Rom Braslavski, uno degli ostaggi israeliani recentemente liberati, ha raccontato pubblicamente per la prima volta le violenze subite durante la prigionia, iniziata con i rapimento il 7 ottobre 2023 durante l’attacco di Hamas contro il sud di Israele. Il ventunenne lavorava come guardia di sicurezza al Nova Festival quando è stato catturato e portato a Gaza. In un’intervista rilasciata ai media israeliani, l’uomo ha descritto un periodo di “tortura continua”, segnato da abusi fisici, psicologici e sessuali. Braslavski ha affermato di essere stato spogliato, picchiato e sottoposto a privazioni prolungate di cibo e acqua. Ha parlato di violenze sessuali inflitte con l’obiettivo di umiliarlo e distruggerlo psicologicamente. “Non era solo sofferenza fisica – ha detto – era un modo per cancellare la mia dignità”.

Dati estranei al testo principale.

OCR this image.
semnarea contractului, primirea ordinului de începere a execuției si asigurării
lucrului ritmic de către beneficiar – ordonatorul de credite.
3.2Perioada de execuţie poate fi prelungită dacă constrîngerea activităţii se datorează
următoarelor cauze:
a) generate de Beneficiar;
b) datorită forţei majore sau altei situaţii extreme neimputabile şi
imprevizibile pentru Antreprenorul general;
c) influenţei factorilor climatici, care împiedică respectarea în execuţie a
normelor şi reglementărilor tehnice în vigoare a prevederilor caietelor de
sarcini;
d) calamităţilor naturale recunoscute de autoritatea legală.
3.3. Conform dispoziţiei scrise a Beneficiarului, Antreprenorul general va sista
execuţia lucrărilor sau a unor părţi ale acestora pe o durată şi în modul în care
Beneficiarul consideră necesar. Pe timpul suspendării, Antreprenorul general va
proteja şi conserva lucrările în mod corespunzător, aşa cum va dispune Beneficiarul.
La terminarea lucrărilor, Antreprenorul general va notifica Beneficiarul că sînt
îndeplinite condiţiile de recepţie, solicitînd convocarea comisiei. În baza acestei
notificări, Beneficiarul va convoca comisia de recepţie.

Secondo il suo racconto, i carcerieri lo costringevano a restare nudo e legato per ore, e lo minacciavano di morte se avesse tentato di reagire. L’uomo ha riferito di essere stato anche spinto a convertirsi all’Islam, con la promessa di ricevere cibo o un trattamento migliore, proposta che ha rifiutato categoricamente per tutto il periodo della sua cattività. Durante la detenzione, Braslavski avrebbe trascorso lunghi periodi in isolamento, senza sapere se altri ostaggi fossero ancora vivi. “Ogni giorno era un inferno nuovo – ha raccontato – mi ripetevo che dovevo sopravvivere fino al successivo, anche se non sapevo se ci sarebbe stato un domani”.
Sua madre, Tami Braslavski, ha confermato che il figlio è tornato in condizioni fisiche e mentali estremamente precarie e sta seguendo un percorso di riabilitazione. Tami ha raccontato poi un episodio avvenuto durante un periodo di estrema fame e perdita di peso del figlio. In quell’occasione, Rom era riuscito a liberarsi dalle manette, aveva raccolto alcuni indumenti appartenenti ai suoi carcerieri e li aveva dati alle fiamme nel bagno. Aveva poi usato quel fuoco per scaldare un pentolino con acqua e un po’ di pasta. Le fiamme, però, si erano rapidamente propagate, attirando l’attenzione della gente all’esterno. Una folla aveva iniziato a battere sui vetri e a urlare, fino a sfondare la porta e irrompere nell’abitazione. Quando gli assalitori avevano notato le manette, avevano capito che dentro si trovava un ostaggio. “Rom ha cominciato a recitare più volte lo Shemà Israel, pregando di non essere linciato. Poi, all’improvviso, ha sentito il rumore di un mazzo di chiavi: era il suo carceriere, rientrato proprio in quel momento” ha raccontato Tami. Poco prima della sua liberazione, i sequestratori lo avevano anche alimentato a forza, provocandogli oggi gravi oscillazioni nei livelli di zucchero nel sangue. Nei primi mesi di prigionia, Rom era stato incatenato ai quattro arti, costretto a fare i propri bisogni in una bottiglia e nutrito con appena mezza porzione di pane secco al giorno.
“Ci ha raccontato queste cose terribili come se fossero normali – ha aggiunto la madre – Io lo ascoltavo e mi si spezzava il cuore. Ma questa volta posso davvero abbracciarlo – non è più là, è qui con noi”. La famiglia ha chiesto che le testimonianze degli ex ostaggi vengano ascoltate e riconosciute come prova delle violenze sistematiche commesse durante la prigionia. Contestualmente, le autorità israeliane hanno avviato un’indagine interna per documentare i racconti dei prigionieri liberati, che potrebbero contribuire alla raccolta di prove su possibili crimini di guerra commessi contro i civili rapiti.